Your BBT needs to be taken first thing in the morning, literally. Keep your thermometer and your chart right next to your bed. The second you wake up, before you even sit up or get out of bed, take your temperature and record it on your chart. A few things to keep in mind:

-Always take your temperature at the same time every morning,

-Always take your temperature before getting out of bed, even sitting up, if that is feasible. As soon as your body's deep sleep is disturbed, your temperature starts to climb. You want your lowest temperature of the day.

-Don't fret if you skip a day or accidentally sleep in. You're looking for an overall pattern and will not be able to establish that if you only look at your chart on a day-to-day basis.

Step Three: Observing and Charting Other Fertility Signs

Along with your termperature, you need to be recording your fertility signs: cervical mucus (amount, consistency, etc.), cervical location (high or low), cervical firmess (firm or soft), and cervical opening (opened or closed), as well as days of intercourse, fertility test results, etc. Charts are pretty self-explanatory, and you may not want to chart every single every day... especially if you are doing a few practice charts before getting serious.

Cervical mucus changes throughout your cycle. In order to accurately check your cervical mucus (as well as location and firmness) you need to be in the sitting or squatting position, and insert one to two fingers and reach until you feel a bump about the size of the tip of your nose (but it may feel soft, like your bottom lip, depending on where you are in your cycle). This is where to most accurate collection of fluid will. Here is how that fluid, or mucus, is described, starting with your period, ending in what it looks and feels like at the time of ovulation:

-Period bleeding (spotting, light, moderate, or heavy flow)

-Period color (pink, red, brown)

-Dry (no wetness in vagina)

-Sticky (white or cloudy in color; doesn't stretch between fingertips; may appear crumbly)

-Creamy (a bit cloudy, milky, like lotion; can stretch a little bit between your finger tips; getting more abundant)

-Egg-white (clear; can be stretched more than an inch between fingertips; abundant; literally resembles egg-whites)

If it seems a bit uncomfortable, or if you can reach high enough to feel your cervix, don't worry. Just reaching as high as you can inside to feel for your mucus is enough. It may be awkward at first, but with practice comes perfection--and ease.

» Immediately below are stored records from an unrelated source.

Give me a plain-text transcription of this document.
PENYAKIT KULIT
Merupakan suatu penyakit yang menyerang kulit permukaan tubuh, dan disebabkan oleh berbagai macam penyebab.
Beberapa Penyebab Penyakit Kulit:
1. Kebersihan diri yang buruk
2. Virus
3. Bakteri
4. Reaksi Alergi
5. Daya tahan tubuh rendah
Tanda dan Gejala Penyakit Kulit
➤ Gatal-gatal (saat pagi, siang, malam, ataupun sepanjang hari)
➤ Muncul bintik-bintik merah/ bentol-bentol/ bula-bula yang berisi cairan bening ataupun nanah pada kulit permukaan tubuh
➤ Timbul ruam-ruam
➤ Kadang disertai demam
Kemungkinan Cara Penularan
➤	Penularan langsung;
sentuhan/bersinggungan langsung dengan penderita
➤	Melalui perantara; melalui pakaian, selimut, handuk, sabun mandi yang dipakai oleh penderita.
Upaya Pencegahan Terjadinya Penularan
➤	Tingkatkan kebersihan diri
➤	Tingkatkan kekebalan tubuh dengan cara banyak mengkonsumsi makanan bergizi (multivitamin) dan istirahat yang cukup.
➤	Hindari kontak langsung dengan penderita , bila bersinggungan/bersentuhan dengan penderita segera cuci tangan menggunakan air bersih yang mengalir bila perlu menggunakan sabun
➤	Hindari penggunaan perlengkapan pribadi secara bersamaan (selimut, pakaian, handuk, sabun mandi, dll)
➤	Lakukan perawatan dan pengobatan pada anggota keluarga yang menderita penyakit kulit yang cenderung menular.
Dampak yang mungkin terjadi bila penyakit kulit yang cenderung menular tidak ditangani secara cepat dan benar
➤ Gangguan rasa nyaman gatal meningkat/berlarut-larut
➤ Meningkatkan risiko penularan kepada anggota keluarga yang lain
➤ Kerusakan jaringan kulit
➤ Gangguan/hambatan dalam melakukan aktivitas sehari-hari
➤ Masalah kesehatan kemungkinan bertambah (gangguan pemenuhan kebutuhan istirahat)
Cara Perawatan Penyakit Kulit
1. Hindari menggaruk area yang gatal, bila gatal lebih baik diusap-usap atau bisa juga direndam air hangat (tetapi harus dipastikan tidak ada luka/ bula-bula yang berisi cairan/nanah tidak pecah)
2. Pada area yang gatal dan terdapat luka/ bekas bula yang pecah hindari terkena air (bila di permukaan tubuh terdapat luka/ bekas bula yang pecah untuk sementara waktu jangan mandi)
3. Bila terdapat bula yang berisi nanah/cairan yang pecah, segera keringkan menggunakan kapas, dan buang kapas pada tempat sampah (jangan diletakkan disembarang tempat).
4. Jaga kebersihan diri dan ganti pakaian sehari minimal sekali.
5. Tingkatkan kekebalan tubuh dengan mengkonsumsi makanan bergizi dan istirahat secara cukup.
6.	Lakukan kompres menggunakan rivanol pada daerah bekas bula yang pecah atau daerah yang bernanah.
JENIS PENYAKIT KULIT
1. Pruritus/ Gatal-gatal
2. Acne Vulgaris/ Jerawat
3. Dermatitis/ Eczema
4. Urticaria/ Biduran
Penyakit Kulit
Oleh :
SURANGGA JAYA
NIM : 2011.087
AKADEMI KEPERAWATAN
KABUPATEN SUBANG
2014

Immediately after your period, your cervix will be low, firm, and closed. When it is low, it will be easier to feel. The firmness should be that of the tip of your nose. And if it closed, you will barely be able to feel the opening at the tip. As your fertility rises until ovulation, your cervix will retreat up into your vagina (getting higher), will soften until it feels like the fleshy part of your bottom lip, and will open up. The more your cervix opens up, the more discharge it allows to come through, which is why you will be open and more abundant in egg-white (or at least creamy) discharge towards ovulation.